An optimal algorithm for solving the searchlight guarding problem on weighted two-terminal series-parallel graphs

Abstract. In this paper, we consider a graph problem on a connected weighted undirected graph, called the searchlight guarding problem. Our problem is an extension of so-called graph searching/guarding problem by considering the time slot parameter in addition to the traditional building cost. Suppose that there is a fugitive who moves along the edges of the graph at any speed. We want to place a set of searchlights at the vertices to search the edges of the graph and capture the fugitive. It costs some building cost to place a searchlight at some vertex. The searchlight guarding problem is to allocate a set S of searchlights at the vertices such that the total costs of the vertices in S is minimized. If there is more than one set of searchlights with the minimum building cost, then find the one with the minimum searching time, that is, the time slots needed to capture the fugitive is the minimum. The problem is known to be NP-hard on weighted bipartite graphs, split graphs, and chordal graphs; and it is linear time solvable on weighted trees and interval graphs.

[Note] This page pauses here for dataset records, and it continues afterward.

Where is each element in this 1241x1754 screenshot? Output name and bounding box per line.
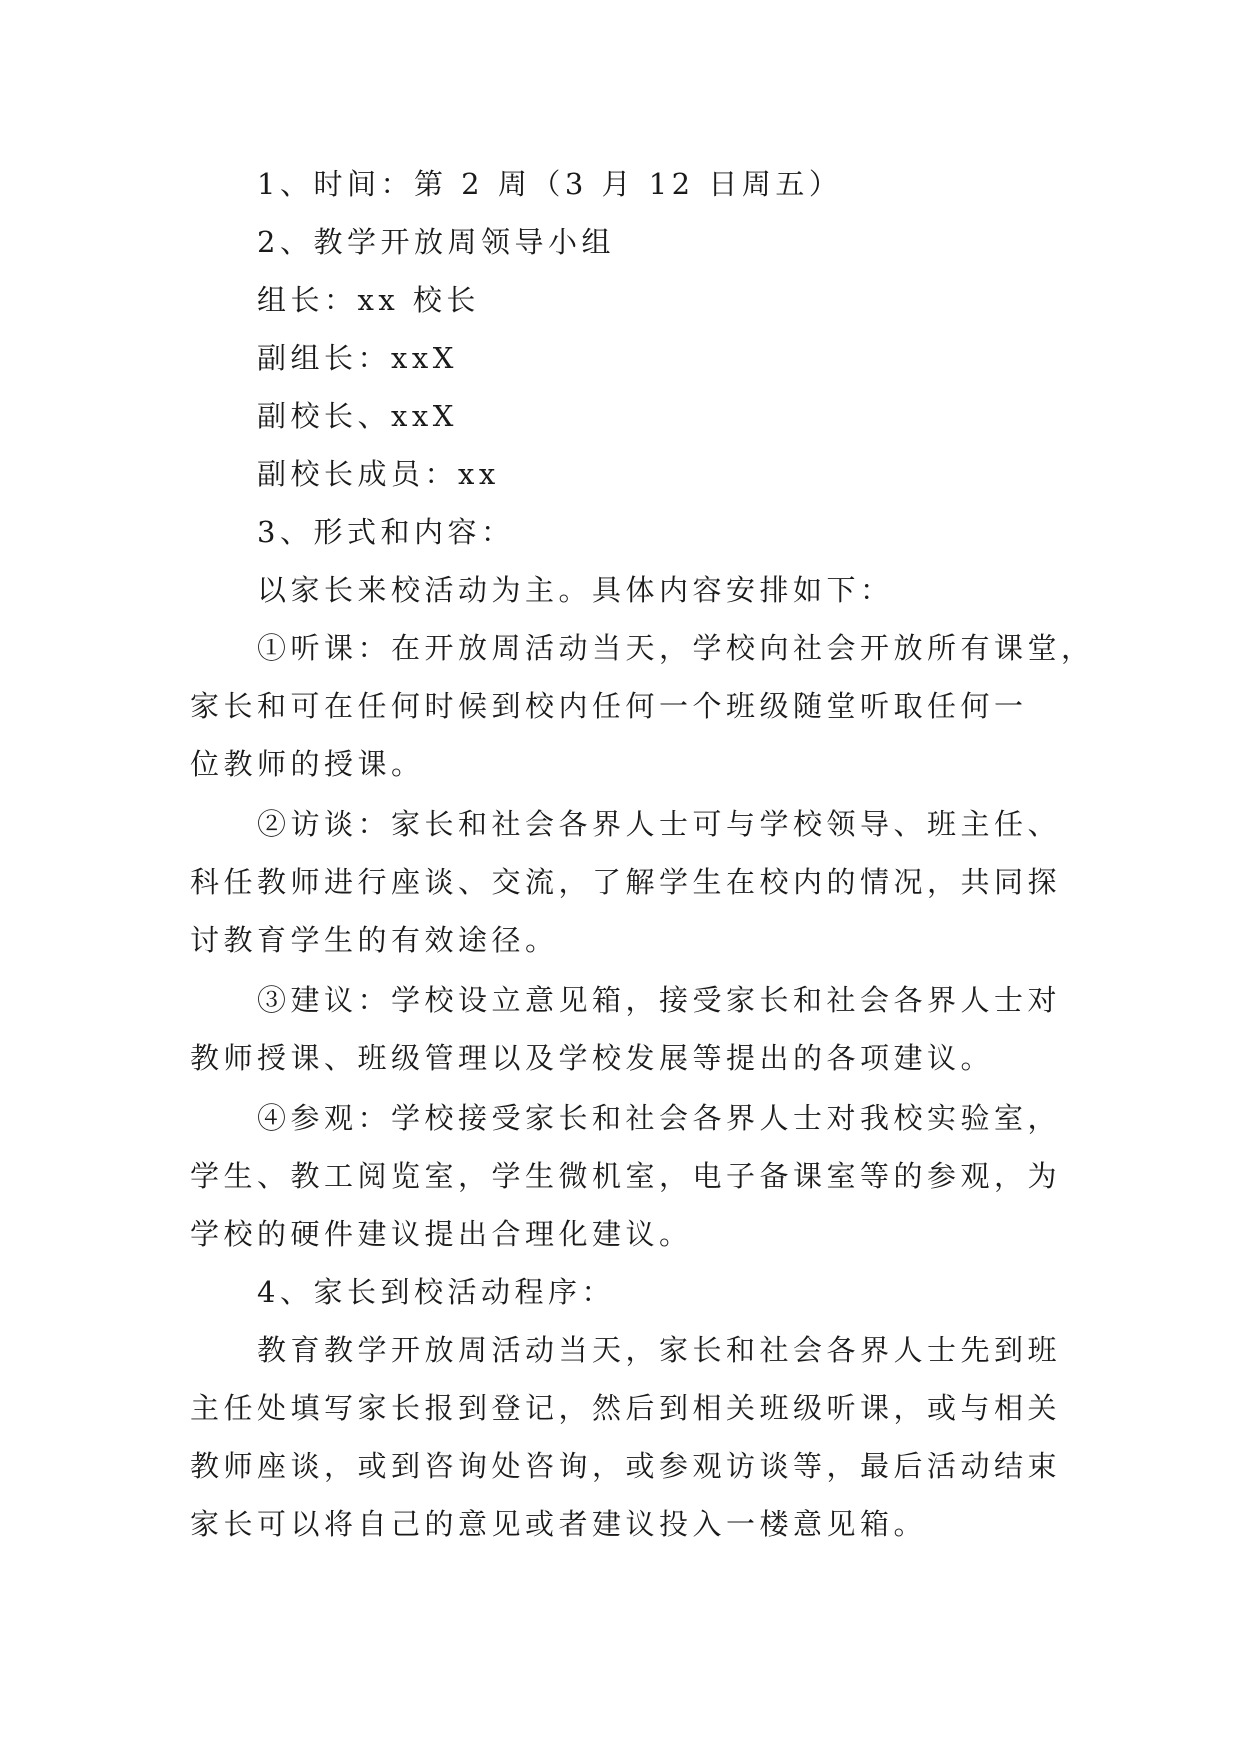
group-leader: 组长：xx 校长 [257,283,480,317]
deputy-group-leader: 副组长：xxX [257,341,458,375]
paragraph-suggestion-line-1: ③建议：学校设立意见箱，接受家长和社会各界人士对 [257,983,1062,1017]
paragraph-lecture-line-3: 位教师的授课。 [190,747,425,781]
item-procedure: 4、家长到校活动程序： [257,1275,615,1309]
paragraph-visit-line-2: 学生、教工阅览室，学生微机室，电子备课室等的参观，为 [190,1159,1062,1193]
paragraph-lecture-line-2: 家长和可在任何时候到校内任何一个班级随堂听取任何一 [190,689,1028,723]
paragraph-visit-line-3: 学校的硬件建议提出合理化建议。 [190,1217,693,1251]
item-time: 1、时间：第 2 周（3 月 12 日周五） [257,167,843,201]
paragraph-procedure-line-3: 教师座谈，或到咨询处咨询，或参观访谈等，最后活动结束 [190,1449,1062,1483]
paragraph-intro: 以家长来校活动为主。具体内容安排如下： [257,573,894,607]
paragraph-interview-line-2: 科任教师进行座谈、交流，了解学生在校内的情况，共同探 [190,865,1062,899]
paragraph-procedure-line-2: 主任处填写家长报到登记，然后到相关班级听课，或与相关 [190,1391,1062,1425]
paragraph-interview-line-3: 讨教育学生的有效途径。 [190,923,559,957]
paragraph-visit-line-1: ④参观：学校接受家长和社会各界人士对我校实验室， [257,1101,1062,1135]
item-format-content: 3、形式和内容： [257,515,515,549]
vice-principal: 副校长、xxX [257,399,458,433]
paragraph-suggestion-line-2: 教师授课、班级管理以及学校发展等提出的各项建议。 [190,1041,995,1075]
paragraph-lecture-line-1: ①听课：在开放周活动当天，学校向社会开放所有课堂， [257,631,1095,665]
paragraph-procedure-line-4: 家长可以将自己的意见或者建议投入一楼意见箱。 [190,1507,928,1541]
paragraph-procedure-line-1: 教育教学开放周活动当天，家长和社会各界人士先到班 [257,1333,1062,1367]
paragraph-interview-line-1: ②访谈：家长和社会各界人士可与学校领导、班主任、 [257,807,1062,841]
vice-principal-members: 副校长成员：xx [257,457,500,491]
item-leadership-group: 2、教学开放周领导小组 [257,225,615,259]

In this paper, an algorithm is designed to solve the problem on weighted two-terminal series-parallel graphs. It works on the parsing tree structure of the given two-terminal series-parallel graph. The algorithm is divided into two phases. In the phase one, we first extract some useful properties of optimal solutions. Employing these properties, an algorithm is designed to find the set of searchlights with the minimum guarding cost and to assign the searching directions of all edges by the dynamic programming strategy. In the phase two, the searched time slots of all edges are determined by the breadth-first-search from the root of the parsing tree. The time complexities of both phases are linear. Thus, our algorithm is time optimal.